Thanks to ‘Countryfile’ yesterday our website attracted more traffic on a single day than any other. At its peak the site had 575 people viewing at once and it almost crashed.
The downside is that no matter how much simplified advice and support you give journalists like the BBC they still manage to get key parts wrong.
Unfortunately it seems one of the BBC researchers got mixed up between the Auxiliary Units Scout Sections, regular soldiers who trained Auxiliary Units patrols and the Boy Scouts. The idea of using modern day local Scouts to demonstrate some of the training was a good one and more accurate than it might appear at first glance. There were at least two Auxiliary Units patrols who were formed from Rover Scout crews, Scouts who had outgrown the normal Scouts. Both of these patrols met at their local Scout hut.
Sadly the National Trust at Coleshill did not mention CART to the BBC researchers before or during filming instead using a local historian. Sadly the historian, who we know is very knowledgeable, did not correct them and the public were left thinking that many Auxiliers were untrained Boy Scouts when in fact they were amongst the most highly trained (military) people in the UK during World War Two.

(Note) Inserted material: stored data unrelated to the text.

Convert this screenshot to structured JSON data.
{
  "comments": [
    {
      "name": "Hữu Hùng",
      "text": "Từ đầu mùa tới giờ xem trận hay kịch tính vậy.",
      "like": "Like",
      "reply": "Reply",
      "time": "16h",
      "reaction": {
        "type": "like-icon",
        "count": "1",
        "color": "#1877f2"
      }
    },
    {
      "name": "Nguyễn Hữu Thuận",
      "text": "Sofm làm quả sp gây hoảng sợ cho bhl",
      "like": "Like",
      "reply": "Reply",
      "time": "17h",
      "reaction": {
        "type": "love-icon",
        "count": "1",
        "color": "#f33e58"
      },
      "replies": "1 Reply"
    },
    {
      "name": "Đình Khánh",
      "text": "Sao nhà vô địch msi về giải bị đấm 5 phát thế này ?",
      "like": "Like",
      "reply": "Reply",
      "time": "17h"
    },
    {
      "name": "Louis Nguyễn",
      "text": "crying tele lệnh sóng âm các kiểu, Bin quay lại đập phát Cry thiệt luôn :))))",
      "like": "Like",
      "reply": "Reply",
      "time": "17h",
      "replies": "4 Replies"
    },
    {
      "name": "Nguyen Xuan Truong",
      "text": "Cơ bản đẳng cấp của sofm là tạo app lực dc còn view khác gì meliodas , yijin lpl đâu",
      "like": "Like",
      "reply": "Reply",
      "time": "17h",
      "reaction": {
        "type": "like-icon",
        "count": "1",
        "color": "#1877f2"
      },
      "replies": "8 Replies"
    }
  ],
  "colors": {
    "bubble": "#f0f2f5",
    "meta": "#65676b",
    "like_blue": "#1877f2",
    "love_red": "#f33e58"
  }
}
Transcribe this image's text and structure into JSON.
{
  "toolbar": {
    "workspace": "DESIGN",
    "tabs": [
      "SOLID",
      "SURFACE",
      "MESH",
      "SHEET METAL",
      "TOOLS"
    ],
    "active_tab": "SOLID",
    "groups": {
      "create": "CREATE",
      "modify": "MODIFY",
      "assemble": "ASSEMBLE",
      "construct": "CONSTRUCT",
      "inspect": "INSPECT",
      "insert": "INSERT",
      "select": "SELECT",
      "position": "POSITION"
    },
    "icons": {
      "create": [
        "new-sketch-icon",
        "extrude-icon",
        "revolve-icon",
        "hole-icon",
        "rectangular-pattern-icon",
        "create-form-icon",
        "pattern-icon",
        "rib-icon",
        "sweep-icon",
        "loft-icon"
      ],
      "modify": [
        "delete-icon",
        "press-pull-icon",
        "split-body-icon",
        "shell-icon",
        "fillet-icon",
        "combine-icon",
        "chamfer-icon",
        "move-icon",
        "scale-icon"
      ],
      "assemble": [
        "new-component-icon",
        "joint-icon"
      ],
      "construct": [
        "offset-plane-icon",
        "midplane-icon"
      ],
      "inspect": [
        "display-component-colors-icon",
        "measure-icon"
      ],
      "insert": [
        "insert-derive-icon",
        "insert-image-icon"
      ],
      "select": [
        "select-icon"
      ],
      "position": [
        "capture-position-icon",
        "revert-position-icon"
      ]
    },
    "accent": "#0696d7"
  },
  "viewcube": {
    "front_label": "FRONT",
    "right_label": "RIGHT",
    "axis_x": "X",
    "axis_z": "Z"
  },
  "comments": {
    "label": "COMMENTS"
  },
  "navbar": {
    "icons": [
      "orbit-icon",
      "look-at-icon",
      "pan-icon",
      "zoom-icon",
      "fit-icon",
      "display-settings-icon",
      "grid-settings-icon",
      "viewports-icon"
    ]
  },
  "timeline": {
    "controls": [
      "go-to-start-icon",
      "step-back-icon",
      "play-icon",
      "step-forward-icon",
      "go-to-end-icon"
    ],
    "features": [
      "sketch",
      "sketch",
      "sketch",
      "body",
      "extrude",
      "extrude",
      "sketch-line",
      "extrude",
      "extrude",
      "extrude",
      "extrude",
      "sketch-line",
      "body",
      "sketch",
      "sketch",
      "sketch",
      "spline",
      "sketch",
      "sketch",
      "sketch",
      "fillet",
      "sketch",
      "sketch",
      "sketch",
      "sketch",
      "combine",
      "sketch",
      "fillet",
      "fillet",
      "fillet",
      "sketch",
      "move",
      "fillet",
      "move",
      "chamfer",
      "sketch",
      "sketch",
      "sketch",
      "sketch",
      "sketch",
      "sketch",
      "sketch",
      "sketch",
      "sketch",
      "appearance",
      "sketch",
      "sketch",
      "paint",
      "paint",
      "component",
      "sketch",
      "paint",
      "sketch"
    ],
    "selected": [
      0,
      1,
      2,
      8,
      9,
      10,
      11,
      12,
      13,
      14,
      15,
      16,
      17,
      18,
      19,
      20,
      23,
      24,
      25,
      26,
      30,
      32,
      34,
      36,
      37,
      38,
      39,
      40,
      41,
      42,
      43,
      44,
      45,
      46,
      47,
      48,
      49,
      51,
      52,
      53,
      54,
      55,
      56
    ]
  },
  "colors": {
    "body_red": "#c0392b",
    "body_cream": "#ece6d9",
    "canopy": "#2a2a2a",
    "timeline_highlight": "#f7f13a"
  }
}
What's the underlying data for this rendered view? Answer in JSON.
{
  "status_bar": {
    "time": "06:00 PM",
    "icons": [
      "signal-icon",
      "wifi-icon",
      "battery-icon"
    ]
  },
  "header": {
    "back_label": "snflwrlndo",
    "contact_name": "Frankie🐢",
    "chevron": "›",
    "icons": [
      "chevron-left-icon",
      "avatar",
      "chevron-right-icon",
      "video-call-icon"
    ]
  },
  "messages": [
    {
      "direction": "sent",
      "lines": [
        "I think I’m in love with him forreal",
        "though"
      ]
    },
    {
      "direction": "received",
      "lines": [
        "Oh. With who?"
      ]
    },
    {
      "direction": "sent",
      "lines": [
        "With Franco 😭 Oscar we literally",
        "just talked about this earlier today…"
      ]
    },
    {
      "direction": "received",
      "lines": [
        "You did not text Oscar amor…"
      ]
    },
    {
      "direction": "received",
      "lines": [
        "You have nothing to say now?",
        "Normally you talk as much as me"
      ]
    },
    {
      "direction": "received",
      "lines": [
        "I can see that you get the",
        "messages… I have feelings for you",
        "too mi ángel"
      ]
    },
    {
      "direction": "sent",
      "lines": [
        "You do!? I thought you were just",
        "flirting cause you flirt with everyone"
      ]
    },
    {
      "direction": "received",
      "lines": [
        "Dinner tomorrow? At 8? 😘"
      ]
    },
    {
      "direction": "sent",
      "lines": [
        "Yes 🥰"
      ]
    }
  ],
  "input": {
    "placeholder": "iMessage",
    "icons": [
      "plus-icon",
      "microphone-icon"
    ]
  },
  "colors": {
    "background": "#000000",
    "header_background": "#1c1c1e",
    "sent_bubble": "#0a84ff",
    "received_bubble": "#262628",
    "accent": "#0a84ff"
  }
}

We did get involved in the later stages of the production of the piece, offered our help and did provide images for the piece, though a promised on screen credit did not appear. Hopefully the link to CART’s website from the Countryfile webpage will go some way to mitigate the errors in the piece.
Thanks to the BBC for the coverage but please remember it is important to get the facts right. This is even more important when you broadcast on Remembrance Day.